The Relationship Between Temperature and Neodymium Magnets

Update:01-02-2021
Summary:

 Too hot?   What is the maximum allowable temperature o […]

 Too hot?

  What is the maximum allowable temperature of neodymium magnets? What if the magnet exceeds this temperature? How to read the demagnetization curve? Temperature issues and neodymium magnets can be a complicated issue. In this article, we will try to simplify some concepts and answer some common questions.

 

  Basic knowledge

  On the "Specifications" page, two key temperatures are listed: the maximum operating temperature and the Curie temperature.

  The Curie temperature is the temperature at which all magnetization of the magnet is lost.

  The maximum operating temperature (hereinafter referred to as MaxOpTemp) is a general number given for each different grade of magnet material. Although not entirely correct, this is a good guide for many situations. Between MaxOpTemp and Curie temperature, a certain proportion of magnetization is irreversibly lost.

 

  Magnetic strength: In this article, magnetic strength is the key indicator. The product of B times H is usually used to describe the strength of neodymium magnets. For example, the maximum BH (called BHmax) of a grade N42 magnet is 42MGOe. This number is directly related to the pull box 1, which is the attraction of a single magnet stuck to a large steel plate. You can also express it as a magnetic field measured in Gauss at certain locations. We specify the Gaussian surface field measured on the surface of the magnet. Magnetic intensity is neither power nor work, and cannot be expressed in power.

 

  Reversible loss: Until MaxOpTemp, you will see some loss of magnetic strength at these high temperatures. After returning the magnet to room temperature, it will return to its original strength. These losses are small, usually within 5% to 10%.

 

  Irreversible loss: Above MaxOpTemp, some magnetization will be lost. When you return the magnet to room temperature, it will be weaker than before the heating process. Magnets with irreversible losses can theoretically be re-magnetized to the original strength, or very close to the original strength.

 

  Permanent loss: above the temperature of the initial sintered magnet material, structural changes will occur, causing the magnet to be permanently demagnetized. The externally applied magnetic field will not restore the strength of the magnet. For Strong Neodymium Magnets, this temperature is very high, usually above 900°C to 1000°C.

 

  How much power will I lose at a given temperature?

  We must research more deeply to answer this geek question. Let's start with a better estimate of MaxOpTemp.
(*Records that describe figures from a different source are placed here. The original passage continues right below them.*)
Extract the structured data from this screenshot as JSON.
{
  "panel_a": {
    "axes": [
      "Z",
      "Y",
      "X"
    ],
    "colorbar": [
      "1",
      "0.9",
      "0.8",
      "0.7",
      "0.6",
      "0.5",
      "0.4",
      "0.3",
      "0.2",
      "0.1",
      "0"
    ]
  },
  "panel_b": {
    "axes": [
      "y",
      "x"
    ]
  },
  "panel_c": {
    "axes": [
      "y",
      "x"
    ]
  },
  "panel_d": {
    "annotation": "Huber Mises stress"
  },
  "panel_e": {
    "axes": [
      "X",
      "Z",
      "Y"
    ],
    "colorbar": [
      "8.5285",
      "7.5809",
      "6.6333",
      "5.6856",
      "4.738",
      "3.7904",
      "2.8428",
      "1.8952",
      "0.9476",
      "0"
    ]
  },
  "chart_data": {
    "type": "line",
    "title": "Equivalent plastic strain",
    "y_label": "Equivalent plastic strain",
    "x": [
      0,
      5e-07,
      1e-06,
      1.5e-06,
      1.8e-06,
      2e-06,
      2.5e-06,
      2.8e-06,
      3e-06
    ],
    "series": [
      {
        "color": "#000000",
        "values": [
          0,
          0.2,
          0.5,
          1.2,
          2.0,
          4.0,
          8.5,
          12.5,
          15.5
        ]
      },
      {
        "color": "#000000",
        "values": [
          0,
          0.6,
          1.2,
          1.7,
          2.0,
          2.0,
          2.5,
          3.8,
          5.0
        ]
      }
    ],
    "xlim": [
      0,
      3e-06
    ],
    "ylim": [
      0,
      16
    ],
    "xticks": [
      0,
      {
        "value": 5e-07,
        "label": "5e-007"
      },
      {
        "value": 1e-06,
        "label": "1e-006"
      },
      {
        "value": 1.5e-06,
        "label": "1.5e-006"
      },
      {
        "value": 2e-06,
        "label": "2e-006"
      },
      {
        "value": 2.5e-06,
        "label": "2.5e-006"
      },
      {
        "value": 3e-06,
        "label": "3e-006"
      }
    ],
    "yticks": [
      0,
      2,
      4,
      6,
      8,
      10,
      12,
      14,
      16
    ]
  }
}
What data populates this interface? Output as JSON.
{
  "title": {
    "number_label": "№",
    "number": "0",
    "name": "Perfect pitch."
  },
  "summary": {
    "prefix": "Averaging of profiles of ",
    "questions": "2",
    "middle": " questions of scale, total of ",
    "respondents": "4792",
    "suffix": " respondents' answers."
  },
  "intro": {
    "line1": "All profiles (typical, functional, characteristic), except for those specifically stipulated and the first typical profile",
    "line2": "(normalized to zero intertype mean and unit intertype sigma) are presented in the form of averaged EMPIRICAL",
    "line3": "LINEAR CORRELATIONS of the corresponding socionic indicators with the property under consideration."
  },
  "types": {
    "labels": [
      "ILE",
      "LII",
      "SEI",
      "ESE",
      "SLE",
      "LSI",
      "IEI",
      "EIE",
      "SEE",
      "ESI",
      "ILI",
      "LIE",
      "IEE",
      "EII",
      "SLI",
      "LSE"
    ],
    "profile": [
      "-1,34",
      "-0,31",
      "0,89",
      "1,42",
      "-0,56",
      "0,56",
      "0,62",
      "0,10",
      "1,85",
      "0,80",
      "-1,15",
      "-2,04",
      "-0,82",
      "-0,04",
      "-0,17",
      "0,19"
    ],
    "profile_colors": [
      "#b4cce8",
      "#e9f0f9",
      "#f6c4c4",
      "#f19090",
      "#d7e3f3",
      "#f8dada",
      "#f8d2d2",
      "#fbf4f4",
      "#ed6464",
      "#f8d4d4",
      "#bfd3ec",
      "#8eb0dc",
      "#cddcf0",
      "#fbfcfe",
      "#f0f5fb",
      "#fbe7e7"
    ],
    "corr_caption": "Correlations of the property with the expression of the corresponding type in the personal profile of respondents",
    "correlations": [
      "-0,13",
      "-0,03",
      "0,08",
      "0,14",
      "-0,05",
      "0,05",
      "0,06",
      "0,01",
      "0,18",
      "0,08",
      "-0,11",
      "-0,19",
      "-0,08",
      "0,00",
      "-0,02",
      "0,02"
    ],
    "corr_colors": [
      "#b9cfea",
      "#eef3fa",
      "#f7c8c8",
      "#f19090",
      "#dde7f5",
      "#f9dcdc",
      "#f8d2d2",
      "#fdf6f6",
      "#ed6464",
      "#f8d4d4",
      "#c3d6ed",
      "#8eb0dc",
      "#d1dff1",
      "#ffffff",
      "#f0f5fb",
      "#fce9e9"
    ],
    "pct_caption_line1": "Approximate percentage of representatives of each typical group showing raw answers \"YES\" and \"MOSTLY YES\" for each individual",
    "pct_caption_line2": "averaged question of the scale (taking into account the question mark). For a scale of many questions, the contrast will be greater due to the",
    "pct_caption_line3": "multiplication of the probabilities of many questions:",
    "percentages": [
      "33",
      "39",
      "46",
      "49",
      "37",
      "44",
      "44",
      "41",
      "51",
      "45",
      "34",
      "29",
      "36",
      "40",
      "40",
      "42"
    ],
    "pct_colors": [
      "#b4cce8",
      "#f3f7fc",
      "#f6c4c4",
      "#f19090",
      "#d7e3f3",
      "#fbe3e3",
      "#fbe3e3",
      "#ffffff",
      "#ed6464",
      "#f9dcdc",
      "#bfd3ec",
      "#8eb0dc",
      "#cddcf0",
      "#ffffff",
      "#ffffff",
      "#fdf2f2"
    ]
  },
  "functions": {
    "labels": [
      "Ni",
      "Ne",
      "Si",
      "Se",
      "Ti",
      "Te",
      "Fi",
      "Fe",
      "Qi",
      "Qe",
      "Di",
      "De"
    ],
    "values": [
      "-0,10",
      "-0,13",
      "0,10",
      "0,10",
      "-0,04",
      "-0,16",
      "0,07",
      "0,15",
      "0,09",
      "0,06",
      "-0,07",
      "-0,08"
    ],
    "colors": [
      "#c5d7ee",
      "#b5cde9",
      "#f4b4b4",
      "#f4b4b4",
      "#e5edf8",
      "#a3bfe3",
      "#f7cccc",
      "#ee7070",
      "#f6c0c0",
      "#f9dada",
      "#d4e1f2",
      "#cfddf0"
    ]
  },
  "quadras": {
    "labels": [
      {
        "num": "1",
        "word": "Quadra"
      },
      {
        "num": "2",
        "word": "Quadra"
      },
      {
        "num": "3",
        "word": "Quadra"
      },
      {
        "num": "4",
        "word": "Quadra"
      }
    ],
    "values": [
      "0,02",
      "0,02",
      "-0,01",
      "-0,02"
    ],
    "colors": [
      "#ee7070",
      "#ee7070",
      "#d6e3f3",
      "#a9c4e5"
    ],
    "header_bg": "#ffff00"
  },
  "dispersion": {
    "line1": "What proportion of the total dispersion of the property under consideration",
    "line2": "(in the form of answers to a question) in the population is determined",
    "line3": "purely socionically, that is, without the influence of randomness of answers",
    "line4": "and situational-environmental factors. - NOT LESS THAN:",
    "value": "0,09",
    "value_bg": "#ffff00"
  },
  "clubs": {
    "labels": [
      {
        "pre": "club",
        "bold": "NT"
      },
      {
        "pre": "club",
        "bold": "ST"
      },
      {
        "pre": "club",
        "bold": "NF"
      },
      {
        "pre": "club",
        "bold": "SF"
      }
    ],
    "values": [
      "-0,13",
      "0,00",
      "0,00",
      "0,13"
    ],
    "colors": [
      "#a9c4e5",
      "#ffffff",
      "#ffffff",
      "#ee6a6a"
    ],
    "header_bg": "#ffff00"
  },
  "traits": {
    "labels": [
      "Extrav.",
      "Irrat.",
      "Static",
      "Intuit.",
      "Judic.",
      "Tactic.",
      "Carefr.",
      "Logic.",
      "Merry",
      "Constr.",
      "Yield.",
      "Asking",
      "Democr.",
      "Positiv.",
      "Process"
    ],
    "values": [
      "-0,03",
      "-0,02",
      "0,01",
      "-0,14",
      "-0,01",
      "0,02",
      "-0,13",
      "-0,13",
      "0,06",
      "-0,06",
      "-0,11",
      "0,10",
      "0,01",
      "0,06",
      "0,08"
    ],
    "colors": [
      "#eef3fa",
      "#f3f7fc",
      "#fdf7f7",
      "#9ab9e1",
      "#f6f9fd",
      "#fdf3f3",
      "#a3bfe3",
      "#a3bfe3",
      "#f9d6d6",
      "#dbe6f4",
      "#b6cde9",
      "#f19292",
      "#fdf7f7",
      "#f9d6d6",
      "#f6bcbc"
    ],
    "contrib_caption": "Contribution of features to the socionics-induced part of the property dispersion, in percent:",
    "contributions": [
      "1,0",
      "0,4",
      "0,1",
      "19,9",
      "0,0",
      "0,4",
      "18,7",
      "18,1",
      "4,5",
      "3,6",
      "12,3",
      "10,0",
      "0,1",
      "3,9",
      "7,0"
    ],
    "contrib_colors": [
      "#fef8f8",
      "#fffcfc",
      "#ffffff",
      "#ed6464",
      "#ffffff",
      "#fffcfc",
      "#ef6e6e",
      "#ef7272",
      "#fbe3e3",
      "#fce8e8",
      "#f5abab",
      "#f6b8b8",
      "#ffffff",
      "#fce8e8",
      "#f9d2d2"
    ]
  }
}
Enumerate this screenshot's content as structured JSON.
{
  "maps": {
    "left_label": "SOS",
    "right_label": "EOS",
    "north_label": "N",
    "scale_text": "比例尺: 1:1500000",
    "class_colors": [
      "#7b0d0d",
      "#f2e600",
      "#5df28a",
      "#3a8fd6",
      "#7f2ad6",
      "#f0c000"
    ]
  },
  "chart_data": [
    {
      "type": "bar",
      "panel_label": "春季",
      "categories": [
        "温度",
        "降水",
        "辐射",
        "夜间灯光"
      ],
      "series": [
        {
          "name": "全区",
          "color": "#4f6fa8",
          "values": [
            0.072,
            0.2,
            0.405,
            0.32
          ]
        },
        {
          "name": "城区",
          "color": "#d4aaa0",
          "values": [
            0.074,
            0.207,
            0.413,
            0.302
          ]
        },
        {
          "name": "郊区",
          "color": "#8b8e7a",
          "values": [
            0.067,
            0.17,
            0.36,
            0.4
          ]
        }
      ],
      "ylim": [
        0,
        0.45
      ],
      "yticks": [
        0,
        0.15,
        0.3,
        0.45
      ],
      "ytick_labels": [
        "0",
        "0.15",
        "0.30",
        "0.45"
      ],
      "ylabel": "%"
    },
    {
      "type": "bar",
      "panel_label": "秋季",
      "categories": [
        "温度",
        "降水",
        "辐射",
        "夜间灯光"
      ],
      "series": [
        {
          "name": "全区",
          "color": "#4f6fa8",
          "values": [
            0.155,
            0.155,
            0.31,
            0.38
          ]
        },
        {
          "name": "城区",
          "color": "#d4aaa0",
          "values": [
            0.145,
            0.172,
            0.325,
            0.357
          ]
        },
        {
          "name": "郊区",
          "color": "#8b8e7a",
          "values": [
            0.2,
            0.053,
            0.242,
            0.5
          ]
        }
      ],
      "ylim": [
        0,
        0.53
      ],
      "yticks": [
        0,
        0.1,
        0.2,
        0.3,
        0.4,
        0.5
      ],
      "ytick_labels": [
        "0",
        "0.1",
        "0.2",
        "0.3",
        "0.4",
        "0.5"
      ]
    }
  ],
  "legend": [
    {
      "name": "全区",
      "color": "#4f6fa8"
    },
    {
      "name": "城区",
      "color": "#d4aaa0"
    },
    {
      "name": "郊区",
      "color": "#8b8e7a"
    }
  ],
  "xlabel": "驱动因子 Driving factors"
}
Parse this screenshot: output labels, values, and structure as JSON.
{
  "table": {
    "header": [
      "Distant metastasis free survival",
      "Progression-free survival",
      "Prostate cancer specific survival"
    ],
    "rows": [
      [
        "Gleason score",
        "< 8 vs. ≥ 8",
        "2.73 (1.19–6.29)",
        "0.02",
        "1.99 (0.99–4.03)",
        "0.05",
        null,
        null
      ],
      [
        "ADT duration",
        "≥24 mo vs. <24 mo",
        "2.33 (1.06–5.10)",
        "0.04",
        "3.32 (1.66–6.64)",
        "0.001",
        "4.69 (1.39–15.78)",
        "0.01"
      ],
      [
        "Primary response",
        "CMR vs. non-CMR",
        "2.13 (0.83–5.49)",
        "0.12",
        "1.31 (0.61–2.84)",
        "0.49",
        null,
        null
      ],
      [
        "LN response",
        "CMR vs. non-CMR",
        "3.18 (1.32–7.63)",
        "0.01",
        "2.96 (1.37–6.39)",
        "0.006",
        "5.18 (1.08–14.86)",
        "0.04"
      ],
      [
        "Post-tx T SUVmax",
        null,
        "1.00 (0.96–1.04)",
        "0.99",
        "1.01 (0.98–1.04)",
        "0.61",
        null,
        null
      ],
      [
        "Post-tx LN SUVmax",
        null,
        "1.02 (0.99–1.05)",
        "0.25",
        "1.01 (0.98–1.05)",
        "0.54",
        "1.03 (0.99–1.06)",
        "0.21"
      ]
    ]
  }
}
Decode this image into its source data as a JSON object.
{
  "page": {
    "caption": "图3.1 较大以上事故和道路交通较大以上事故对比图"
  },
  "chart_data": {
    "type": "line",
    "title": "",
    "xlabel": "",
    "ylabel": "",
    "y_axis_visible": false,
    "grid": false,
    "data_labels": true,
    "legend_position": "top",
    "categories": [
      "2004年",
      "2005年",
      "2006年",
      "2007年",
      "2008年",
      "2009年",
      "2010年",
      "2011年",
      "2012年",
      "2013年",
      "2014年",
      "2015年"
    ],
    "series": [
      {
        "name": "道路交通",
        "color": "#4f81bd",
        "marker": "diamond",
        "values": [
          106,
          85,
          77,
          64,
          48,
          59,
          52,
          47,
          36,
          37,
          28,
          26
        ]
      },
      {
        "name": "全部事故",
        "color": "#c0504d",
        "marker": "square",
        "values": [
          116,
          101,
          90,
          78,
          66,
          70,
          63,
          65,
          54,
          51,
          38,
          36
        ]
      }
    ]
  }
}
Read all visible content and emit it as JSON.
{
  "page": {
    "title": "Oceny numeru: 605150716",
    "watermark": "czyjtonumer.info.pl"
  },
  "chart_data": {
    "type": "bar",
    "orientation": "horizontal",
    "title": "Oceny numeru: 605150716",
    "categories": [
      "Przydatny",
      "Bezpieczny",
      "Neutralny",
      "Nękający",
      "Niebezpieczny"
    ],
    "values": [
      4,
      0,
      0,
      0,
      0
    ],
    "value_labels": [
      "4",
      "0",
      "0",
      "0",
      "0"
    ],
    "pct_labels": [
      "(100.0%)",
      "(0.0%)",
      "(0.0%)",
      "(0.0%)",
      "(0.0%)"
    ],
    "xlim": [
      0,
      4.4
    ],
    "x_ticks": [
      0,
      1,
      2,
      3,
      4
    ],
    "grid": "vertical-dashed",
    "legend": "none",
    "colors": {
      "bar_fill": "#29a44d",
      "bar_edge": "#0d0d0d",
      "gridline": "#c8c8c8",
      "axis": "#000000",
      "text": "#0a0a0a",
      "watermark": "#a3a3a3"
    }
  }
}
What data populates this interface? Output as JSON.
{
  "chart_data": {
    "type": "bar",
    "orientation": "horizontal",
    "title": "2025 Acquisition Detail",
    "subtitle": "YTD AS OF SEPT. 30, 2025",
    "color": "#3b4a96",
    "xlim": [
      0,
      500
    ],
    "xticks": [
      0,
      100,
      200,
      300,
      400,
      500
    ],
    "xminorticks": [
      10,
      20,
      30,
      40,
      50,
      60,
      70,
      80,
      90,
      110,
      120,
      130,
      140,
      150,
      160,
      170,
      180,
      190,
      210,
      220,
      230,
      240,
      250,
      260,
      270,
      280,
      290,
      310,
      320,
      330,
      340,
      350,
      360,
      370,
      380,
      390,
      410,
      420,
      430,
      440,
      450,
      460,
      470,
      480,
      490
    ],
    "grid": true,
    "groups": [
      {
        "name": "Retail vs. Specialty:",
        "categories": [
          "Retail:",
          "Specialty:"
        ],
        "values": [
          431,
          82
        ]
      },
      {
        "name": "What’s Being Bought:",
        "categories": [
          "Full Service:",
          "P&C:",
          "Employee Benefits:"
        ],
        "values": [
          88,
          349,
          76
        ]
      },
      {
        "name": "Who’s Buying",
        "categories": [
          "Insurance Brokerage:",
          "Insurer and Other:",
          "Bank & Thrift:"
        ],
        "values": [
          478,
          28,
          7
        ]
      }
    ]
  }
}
The MaxOpTemp of a given magnet largely depends on how it is "used online". For a magnet in free space, this means that it depends on the shape of the magnet.

  Yes, that's right, MaxOpTemp depends on the shape of the magnet. This is a difficult concept to understand, especially when we are accustomed to seeing operating temperature as a material property. Whether in a tall glass or in a wide bowl, water will boil at 100°C. However, magnets are not that simple.

 

  This measure of shape is called permeability coefficient. Sometimes called BH, working slope or load line. You can use our magnet calculator to find the permeability coefficient of neodymium magnets of any size/shape in free space. Generally, the number of tall and narrow magnets is larger, and the number of thin and wide magnets is smaller.